All unsere Wahrnehmungen, unser Handeln, unsere Kommunikation werden durch unsere bewussten oder unbewussten Rollenbilder und geschlechterspezifischen Stereotypen geprägt. Unseren Pflegenden machen wir die eigenen Rollenbilder und Klischees bewusst, damit sie professionell handeln können. Von Männern heißt es ja oft, dass sie keine Angst haben. Haben Pflegende ein solches Klischee im Kopf, geben sie Männern vielleicht keinen Raum, ihre Angst zu äußern. Und wer Frauen als sozial kompetenter einschätzt, macht ihnen vielleicht keine Hilfsangebote, weil er oder sie denkt, dass die Frauen sich schon zurechtfinden.
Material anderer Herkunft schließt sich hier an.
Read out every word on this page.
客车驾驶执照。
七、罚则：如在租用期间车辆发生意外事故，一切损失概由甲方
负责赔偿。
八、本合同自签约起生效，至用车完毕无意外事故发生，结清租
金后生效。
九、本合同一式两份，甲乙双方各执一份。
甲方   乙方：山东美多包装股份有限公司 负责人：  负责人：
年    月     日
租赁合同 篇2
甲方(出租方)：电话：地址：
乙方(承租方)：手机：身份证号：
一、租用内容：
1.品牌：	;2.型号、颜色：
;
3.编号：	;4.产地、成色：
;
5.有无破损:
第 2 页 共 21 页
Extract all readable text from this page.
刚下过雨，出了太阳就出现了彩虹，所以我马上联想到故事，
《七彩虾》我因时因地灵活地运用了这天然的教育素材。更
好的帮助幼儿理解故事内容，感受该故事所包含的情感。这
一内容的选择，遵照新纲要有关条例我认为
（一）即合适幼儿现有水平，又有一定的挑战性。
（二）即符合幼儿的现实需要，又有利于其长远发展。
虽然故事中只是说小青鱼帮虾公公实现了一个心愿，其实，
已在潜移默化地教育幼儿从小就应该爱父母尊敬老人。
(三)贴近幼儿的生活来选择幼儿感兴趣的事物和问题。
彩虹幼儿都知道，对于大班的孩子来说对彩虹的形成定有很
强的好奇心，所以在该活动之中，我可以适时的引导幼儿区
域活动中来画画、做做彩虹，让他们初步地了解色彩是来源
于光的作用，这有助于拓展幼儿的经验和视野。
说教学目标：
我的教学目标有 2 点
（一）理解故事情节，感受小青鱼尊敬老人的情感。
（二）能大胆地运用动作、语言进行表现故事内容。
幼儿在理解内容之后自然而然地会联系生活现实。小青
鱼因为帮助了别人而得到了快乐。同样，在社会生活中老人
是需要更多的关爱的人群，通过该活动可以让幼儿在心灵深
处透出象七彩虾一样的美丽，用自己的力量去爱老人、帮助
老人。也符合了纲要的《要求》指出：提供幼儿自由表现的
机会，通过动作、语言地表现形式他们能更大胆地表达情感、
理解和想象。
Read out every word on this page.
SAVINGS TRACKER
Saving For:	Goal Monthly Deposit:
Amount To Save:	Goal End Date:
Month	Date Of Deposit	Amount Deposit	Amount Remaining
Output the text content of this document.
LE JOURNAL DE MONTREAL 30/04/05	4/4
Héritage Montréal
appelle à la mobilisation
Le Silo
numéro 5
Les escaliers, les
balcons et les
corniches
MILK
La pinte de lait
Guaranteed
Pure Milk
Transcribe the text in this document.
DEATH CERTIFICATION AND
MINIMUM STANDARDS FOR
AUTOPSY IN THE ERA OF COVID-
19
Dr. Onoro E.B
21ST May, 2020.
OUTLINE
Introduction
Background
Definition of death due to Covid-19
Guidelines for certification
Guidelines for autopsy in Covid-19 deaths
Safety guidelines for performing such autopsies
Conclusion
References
Zurück zur konkreten Versorgung: Welche geschlechterspezifischen Angebote gibt es bei der München Klinik?

Zur Wissensvermittlung und damit auch zur Verbesserung der Versorgung bieten wir Fachtage für Männer und Frauen an, auch für Patient*innen. Wir hoffen, dass unser geplanter Fachtag für die Mitarbeitenden in der München Klinik zur genderspezifischen Gewalt und Versorgung im Dezember stattfinden kann. Nächstes Jahr ist ein weiterer Fachtag zu Geschlecht und Diabetes geplant, der sich speziell an Diabetologen und alle Fachgruppen, die Menschen mit Diabetes betreuen, richtet und sicher auch für Patient*innen interessant ist. Darüber hinaus bieten wir seit September letzten Jahres eine Sprechstunde speziell für Jungen an. Urologen haben uns darauf hingewiesen, dass Männer häufig „Vorsorgemuffel“ sind. Während Mädchen oft unproblematisch von Pädiater*innen zu Frauenärzt*innen wechseln, gelingt der Übergang in die Erwachsenenversorgung bei Jungen oft nicht. Daher haben wir mittlerweile ein gutes interdisziplinäres Angebot entwickelt, bei dem Pädiater, Kinderurologen und Psychologen zusammenarbeiten, um z.B. bei Entwicklungsverzögerungen oder Problemen mit der Geschlechteridentität zu helfen.